GP MENTOR: The Future Ain’t What It Used to Be

Vol. 31 No. 3


Jim Calloway is the director of the Oklahoma Bar Association Management Assistance Program and blogs at Jim Calloway’s Law Practice Tips (

The future ain’t what it used to be.

—Yogi Berra

I do not see much of a future (beyond 2020) for most small firms.

—Richard Susskind, Tomorrow’s Lawyers

I’m sure that most new lawyers are tired of hearing about the greater opportunities they would have had if they had started their practices a decade ago. But one cannot ignore facts. The opening of many new U.S. law schools has produced more law graduates taking and passing the bar exams. Technological advances, increased utilization of non-lawyer staff, and changing attitudes of corporate clients have reduced employment opportunities for new lawyers.

There is also an impact from online consumer legal do-it-yourself services. One can speculate that there are now large numbers of unfair property divisions in divorce cases, estate plans with unintended consequences, unfunded living trusts, and ineffectual business agreements because of do-it-yourself services. Besides the problems created for individuals, this represents lost legal work. Despite the insistence of some lawyers that they will make more money “cleaning it up,” very few of these problems will ever come to the attention of a lawyer. Many are not “fixable.” People who thought they could not afford a lawyer for document preparation will likely reach the same conclusion when confronted with a terrible result—or they will simply never know how badly they have been injured.

I believe there will always be work for good, intelligent, and ethical lawyers and disagree with Professor Susskind to the extent that he seems to suggest otherwise in the quotation above. But some of this work may not be delivered as traditional legal work.
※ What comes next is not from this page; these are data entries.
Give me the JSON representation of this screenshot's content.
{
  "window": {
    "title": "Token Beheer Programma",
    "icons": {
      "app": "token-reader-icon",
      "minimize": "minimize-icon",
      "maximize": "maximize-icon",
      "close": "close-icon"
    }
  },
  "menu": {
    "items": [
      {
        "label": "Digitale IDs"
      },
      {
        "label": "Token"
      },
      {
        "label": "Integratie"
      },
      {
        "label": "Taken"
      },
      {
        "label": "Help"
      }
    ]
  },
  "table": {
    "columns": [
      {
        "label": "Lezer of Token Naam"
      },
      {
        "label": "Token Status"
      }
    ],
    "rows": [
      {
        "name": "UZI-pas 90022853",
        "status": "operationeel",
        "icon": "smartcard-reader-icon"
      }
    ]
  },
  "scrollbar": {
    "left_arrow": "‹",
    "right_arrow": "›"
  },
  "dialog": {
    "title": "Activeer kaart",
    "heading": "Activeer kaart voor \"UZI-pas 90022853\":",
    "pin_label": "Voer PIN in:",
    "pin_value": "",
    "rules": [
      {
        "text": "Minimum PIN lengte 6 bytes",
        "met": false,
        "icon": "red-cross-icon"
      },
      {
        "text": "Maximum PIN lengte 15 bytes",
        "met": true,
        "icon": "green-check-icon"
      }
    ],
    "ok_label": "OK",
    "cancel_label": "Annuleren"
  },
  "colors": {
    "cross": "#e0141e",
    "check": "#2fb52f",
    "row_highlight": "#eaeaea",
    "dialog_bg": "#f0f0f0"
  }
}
It is common to discuss the great unmet need for legal services. So many basic legal services seem unaffordable on a middle-class consumer’s budget. But they shouldn’t be.

Supply and demand principles are real. If there is truly an oversupply of lawyers, then prices may fall and lawyers’ incomes may suffer. But there is another way out that is good for lawyers and for society. Lawyers can improve their methods of service delivery to reduce the time it takes to deliver high-quality legal services to the unserved and underserved.

Willie Sutton said he robbed banks because that was where the money was. New lawyers seeking to build a practice should look to satisfy unmet needs. Maybe that will be some new “hot” emerging area of law. But if you became a small firm lawyer because you want to help people, then try to help people—particularly those who need help and cannot obtain it today.

Here are some tips to get you started:

  • Keep your fixed office overhead low. Invest much time in determining the best way to systematize and streamline certain tasks. Document these workflows so you quickly do tasks the same way every time and can easily delegate when appropriate.
  • Make smart use of technology. Using document assembly programs is a must. Marketing information and fixed fee amounts should be posted online.
  • Disclose fixed fees in advance to potential clients. The documents that clients sign should describe exactly what they are receiving and not receiving for their fixed fee. Optional services for additional fees should likewise be clearly explained. Understand the ethics of fee sharing in your jurisdiction so you can profitably refer out matters you do not handle.
  • Read Susskind’s book Tomorrow’s Lawyers (2013). The context for his rather incendiary quote above can be found in a book chapter online (

After building a system to profitably handle small, routine, low-cost matters that yesterday’s lawyer would have distained, then you will have time to develop more challenging high-value work for you to handle as well.